7. the active suspension control strategy generation method based on the deep reinforcement learning algorithm as claimed in claim 1, wherein in the fourth step, updating of the parameters of the strategy neural network is realized through the SAC reinforcement learning algorithm, an action observation sequence made by the controller under the random state observation is obtained through training, and a reward function is constructed to judge the quality of the action under the random state observation.

8. The active suspension control strategy generation method based on the deep reinforcement learning algorithm as claimed in claim 7, wherein the SAC reinforcement learning algorithm is an Actor-Critic framework-based modeless algorithm for a continuous motion space, the strategy network Actor is used for guiding the active suspension to select the magnitude of the active control force, and the value network Critic is used for judging the advantages and disadvantages of the currently selected active control force strategy, so as to update the active suspension control strategy.

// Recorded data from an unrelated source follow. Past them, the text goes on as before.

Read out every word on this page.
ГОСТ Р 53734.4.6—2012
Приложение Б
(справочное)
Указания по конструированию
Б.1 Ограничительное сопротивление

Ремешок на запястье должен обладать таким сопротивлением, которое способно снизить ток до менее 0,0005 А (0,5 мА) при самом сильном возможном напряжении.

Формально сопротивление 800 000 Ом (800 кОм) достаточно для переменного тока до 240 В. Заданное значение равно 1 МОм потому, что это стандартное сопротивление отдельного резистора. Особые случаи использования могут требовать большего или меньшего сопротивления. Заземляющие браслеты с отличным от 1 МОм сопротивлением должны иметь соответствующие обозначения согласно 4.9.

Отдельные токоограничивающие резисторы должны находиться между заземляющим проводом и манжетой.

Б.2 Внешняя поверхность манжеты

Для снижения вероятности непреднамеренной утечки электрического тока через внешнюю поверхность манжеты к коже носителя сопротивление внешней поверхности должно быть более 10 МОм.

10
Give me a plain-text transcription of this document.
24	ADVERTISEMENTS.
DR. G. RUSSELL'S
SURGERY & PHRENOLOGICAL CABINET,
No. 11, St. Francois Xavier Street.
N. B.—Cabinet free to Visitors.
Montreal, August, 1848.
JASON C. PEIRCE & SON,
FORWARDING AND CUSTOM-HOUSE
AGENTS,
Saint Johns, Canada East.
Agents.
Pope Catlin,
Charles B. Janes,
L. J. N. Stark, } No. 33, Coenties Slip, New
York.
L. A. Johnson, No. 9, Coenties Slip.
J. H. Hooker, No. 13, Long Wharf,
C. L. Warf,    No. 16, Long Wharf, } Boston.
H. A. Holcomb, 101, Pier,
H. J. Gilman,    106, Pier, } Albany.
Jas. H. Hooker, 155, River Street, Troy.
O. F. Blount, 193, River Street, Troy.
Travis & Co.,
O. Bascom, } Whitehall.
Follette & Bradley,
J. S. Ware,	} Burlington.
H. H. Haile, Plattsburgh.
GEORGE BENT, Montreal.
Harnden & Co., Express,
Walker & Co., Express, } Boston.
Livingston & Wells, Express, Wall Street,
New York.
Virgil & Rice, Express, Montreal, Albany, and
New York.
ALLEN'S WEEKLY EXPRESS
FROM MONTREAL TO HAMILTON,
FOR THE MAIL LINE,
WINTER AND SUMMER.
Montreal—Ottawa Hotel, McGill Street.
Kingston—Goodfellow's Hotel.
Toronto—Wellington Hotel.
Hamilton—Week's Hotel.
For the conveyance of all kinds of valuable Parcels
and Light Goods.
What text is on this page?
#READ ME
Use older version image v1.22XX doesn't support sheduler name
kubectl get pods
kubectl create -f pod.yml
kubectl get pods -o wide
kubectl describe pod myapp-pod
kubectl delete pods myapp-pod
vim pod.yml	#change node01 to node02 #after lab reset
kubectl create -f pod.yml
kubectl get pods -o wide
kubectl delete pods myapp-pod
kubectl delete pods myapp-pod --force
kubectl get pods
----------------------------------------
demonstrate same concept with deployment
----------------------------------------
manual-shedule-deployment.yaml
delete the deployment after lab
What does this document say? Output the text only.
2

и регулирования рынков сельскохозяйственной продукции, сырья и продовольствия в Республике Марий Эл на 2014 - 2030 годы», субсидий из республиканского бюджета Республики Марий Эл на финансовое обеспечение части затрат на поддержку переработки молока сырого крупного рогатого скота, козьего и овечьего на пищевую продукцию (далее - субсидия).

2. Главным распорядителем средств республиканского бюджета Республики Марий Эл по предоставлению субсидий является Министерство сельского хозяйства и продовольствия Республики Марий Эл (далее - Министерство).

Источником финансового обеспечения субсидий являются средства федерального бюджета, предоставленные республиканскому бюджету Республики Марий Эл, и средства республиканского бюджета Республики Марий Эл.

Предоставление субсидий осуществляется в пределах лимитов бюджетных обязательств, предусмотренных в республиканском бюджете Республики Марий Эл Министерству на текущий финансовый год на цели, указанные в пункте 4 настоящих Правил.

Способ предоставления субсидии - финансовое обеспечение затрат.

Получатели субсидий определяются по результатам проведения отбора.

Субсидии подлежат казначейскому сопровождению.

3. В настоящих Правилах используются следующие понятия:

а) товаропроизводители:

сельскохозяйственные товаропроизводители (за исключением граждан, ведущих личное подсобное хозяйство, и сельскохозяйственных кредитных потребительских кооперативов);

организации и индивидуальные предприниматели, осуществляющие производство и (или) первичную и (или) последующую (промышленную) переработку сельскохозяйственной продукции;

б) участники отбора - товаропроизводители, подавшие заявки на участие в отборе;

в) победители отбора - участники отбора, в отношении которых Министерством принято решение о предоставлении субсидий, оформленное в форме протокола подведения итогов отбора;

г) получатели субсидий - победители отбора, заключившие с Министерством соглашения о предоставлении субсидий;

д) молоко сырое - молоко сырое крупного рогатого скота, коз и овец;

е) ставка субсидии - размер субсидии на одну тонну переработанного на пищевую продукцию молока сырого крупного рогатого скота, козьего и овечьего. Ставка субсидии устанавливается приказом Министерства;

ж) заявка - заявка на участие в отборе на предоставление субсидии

9. The active suspension control strategy generation method based on the deep reinforcement learning algorithm as claimed in claim 7, wherein in step S3, a reward function is constructed to evaluate the quality of the action under the random state observation quantity, and the reward function is:

wherein, F _alf Active control force for front suspension controller, F _alr Is a rear suspensionActive control force of the gantry controller, q ₁ 、q ₂ Weight coefficient, q, representing the front and rear suspension main control forces, respectively ₃ And q is ₄ Weight coefficients q of the vertical acceleration of the vehicle body and the pitch angle acceleration of the vehicle, respectively ₅ And q is ₆ Respectively, the weighting coefficients of the road surface unevenness at the front and rear wheels.

10. The active suspension control strategy generation method based on the deep reinforcement learning algorithm according to claim 1, characterized in that in the fourth step, the vibration data of the active suspension of the real vehicle is used as a data source to verify the effectiveness of the active suspension control strategy obtained after the iterative training convergence, and the active suspension control strategy is finely adjusted to improve the generalization and the adaptivity of the active suspension control strategy.